HTTPS Redirect and HSTS
HTTPS won’t protect you if the attacker simply forces all traffic to go over HTTP instead. An effective way to mitigate that threat is to use HTTPS redirects and HTTP Strict Transport Security (HSTS). HTTPS redirects are fairly self-explanatory. Each time you visit an HTTP page, it redirects you to the HTTPS version of it. However, with the right tools, an attacker could still downgrade the connection to HTTP. That’s where HSTS comes in. HSTS is a header you can set on your website that makes the browser remember to only use HTTPS on your website in the future. This way, when an attacker attempts to downgrade the connection to HTTP, your browser remembers that it shouldn’t and will block the attack. An even better method is to submit your website to the HSTS Preload list. That’s a list of HSTS domains included in all modern browsers that makes sure no HTTP downgrade attacks are possible even if you’ve never visited a site before.

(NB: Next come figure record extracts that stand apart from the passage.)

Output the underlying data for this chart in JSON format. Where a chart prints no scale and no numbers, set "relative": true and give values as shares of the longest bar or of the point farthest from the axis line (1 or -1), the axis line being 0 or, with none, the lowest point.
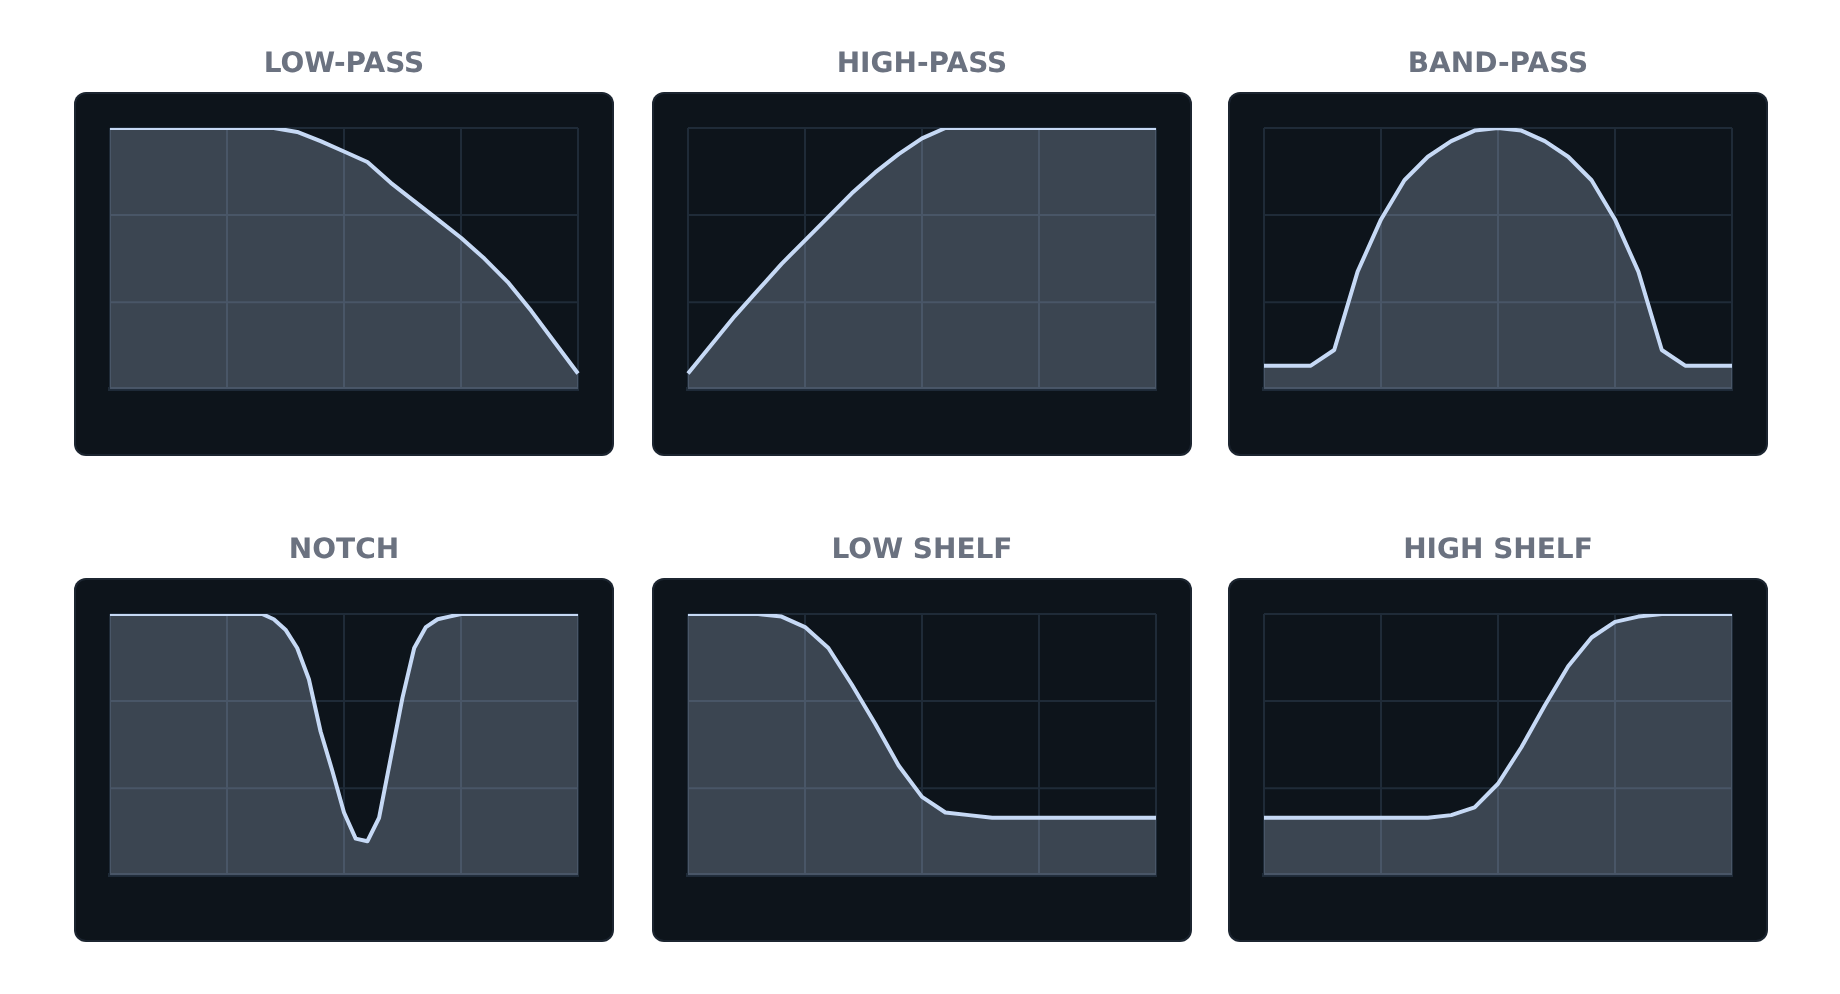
{
  "chart_data": [
    {
      "type": "area",
      "title": "LOW-PASS",
      "relative": true,
      "grid": true,
      "legend": false,
      "categories": [
        null,
        null,
        null,
        null,
        null,
        null,
        null,
        null,
        null,
        null,
        null,
        null,
        null,
        null,
        null,
        null,
        null,
        null,
        null,
        null,
        null
      ],
      "series": [
        {
          "color": "#c6d9f5",
          "values": [
            1,
            1,
            1,
            1,
            1,
            1,
            1,
            1,
            0.985,
            0.95,
            0.91,
            0.87,
            0.79,
            0.72,
            0.65,
            0.58,
            0.5,
            0.41,
            0.3,
            0.18,
            0.06
          ]
        }
      ]
    },
    {
      "type": "area",
      "title": "HIGH-PASS",
      "relative": true,
      "grid": true,
      "legend": false,
      "categories": [
        null,
        null,
        null,
        null,
        null,
        null,
        null,
        null,
        null,
        null,
        null,
        null,
        null,
        null,
        null,
        null,
        null,
        null,
        null,
        null,
        null
      ],
      "series": [
        {
          "color": "#c6d9f5",
          "values": [
            0.06,
            0.17,
            0.28,
            0.38,
            0.48,
            0.57,
            0.66,
            0.75,
            0.83,
            0.9,
            0.96,
            1,
            1,
            1,
            1,
            1,
            1,
            1,
            1,
            1,
            1
          ]
        }
      ]
    },
    {
      "type": "area",
      "title": "BAND-PASS",
      "relative": true,
      "grid": true,
      "legend": false,
      "categories": [
        null,
        null,
        null,
        null,
        null,
        null,
        null,
        null,
        null,
        null,
        null,
        null,
        null,
        null,
        null,
        null,
        null,
        null,
        null,
        null,
        null
      ],
      "series": [
        {
          "color": "#c6d9f5",
          "values": [
            0.09,
            0.09,
            0.09,
            0.15,
            0.45,
            0.65,
            0.8,
            0.89,
            0.95,
            0.99,
            1,
            0.99,
            0.95,
            0.89,
            0.8,
            0.65,
            0.45,
            0.15,
            0.09,
            0.09,
            0.09
          ]
        }
      ]
    },
    {
      "type": "area",
      "title": "NOTCH",
      "relative": true,
      "grid": true,
      "legend": false,
      "categories": [
        null,
        null,
        null,
        null,
        null,
        null,
        null,
        null,
        null,
        null,
        null,
        null,
        null,
        null,
        null,
        null,
        null,
        null,
        null,
        null,
        null,
        null,
        null,
        null,
        null,
        null,
        null,
        null,
        null,
        null,
        null,
        null,
        null,
        null,
        null,
        null,
        null,
        null,
        null,
        null,
        null
      ],
      "series": [
        {
          "color": "#c6d9f5",
          "values": [
            1,
            1,
            1,
            1,
            1,
            1,
            1,
            1,
            1,
            1,
            1,
            1,
            1,
            1,
            0.98,
            0.94,
            0.87,
            0.75,
            0.55,
            0.4,
            0.24,
            0.14,
            0.13,
            0.22,
            0.45,
            0.68,
            0.87,
            0.95,
            0.98,
            0.99,
            1,
            1,
            1,
            1,
            1,
            1,
            1,
            1,
            1,
            1,
            1
          ]
        }
      ]
    },
    {
      "type": "area",
      "title": "LOW SHELF",
      "relative": true,
      "grid": true,
      "legend": false,
      "categories": [
        null,
        null,
        null,
        null,
        null,
        null,
        null,
        null,
        null,
        null,
        null,
        null,
        null,
        null,
        null,
        null,
        null,
        null,
        null,
        null,
        null
      ],
      "series": [
        {
          "color": "#c6d9f5",
          "values": [
            1,
            1,
            1,
            1,
            0.99,
            0.95,
            0.87,
            0.73,
            0.58,
            0.42,
            0.3,
            0.24,
            0.23,
            0.22,
            0.22,
            0.22,
            0.22,
            0.22,
            0.22,
            0.22,
            0.22
          ]
        }
      ]
    },
    {
      "type": "area",
      "title": "HIGH SHELF",
      "relative": true,
      "grid": true,
      "legend": false,
      "categories": [
        null,
        null,
        null,
        null,
        null,
        null,
        null,
        null,
        null,
        null,
        null,
        null,
        null,
        null,
        null,
        null,
        null,
        null,
        null,
        null,
        null
      ],
      "series": [
        {
          "color": "#c6d9f5",
          "values": [
            0.22,
            0.22,
            0.22,
            0.22,
            0.22,
            0.22,
            0.22,
            0.22,
            0.23,
            0.26,
            0.35,
            0.49,
            0.65,
            0.8,
            0.91,
            0.97,
            0.99,
            1,
            1,
            1,
            1
          ]
        }
      ]
    }
  ]
}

While HTTPS is better than nothing, allowing the use of older TLS/SSL ciphers is insecure. When older ciphers are allowed, hackers can perform downgrade attacks to force a browser to use older insecure ciphers. These days, it is recommended to only allow modern cipher suites, such as TLS 1.2 and 1.3. Everything else should be blocked. Tools such as testssl.sh give you a lot of useful information, such as which ciphers are in use.
Since HTTPS certificates are generated by certificate authorities, there isn’t anything stopping them from creating a fake certificate for your domain. This kind of attack has been even used against Google. The solution to this problem is Certificate Transparency - a public log of all certificates issued to a domain. You can check out the CT log for your domain here.
In addition to plain HTTP being highly insecure, it can also lower your website’s performance and negatively impact search engine optimization (SEO). Using HTTPS is a first line of defense, a necessity to prevent attacks against your users. It’s free, and setting it up is easy, however, it’s very important to make sure you configure it properly, to take the extra steps to make it as secure as possible.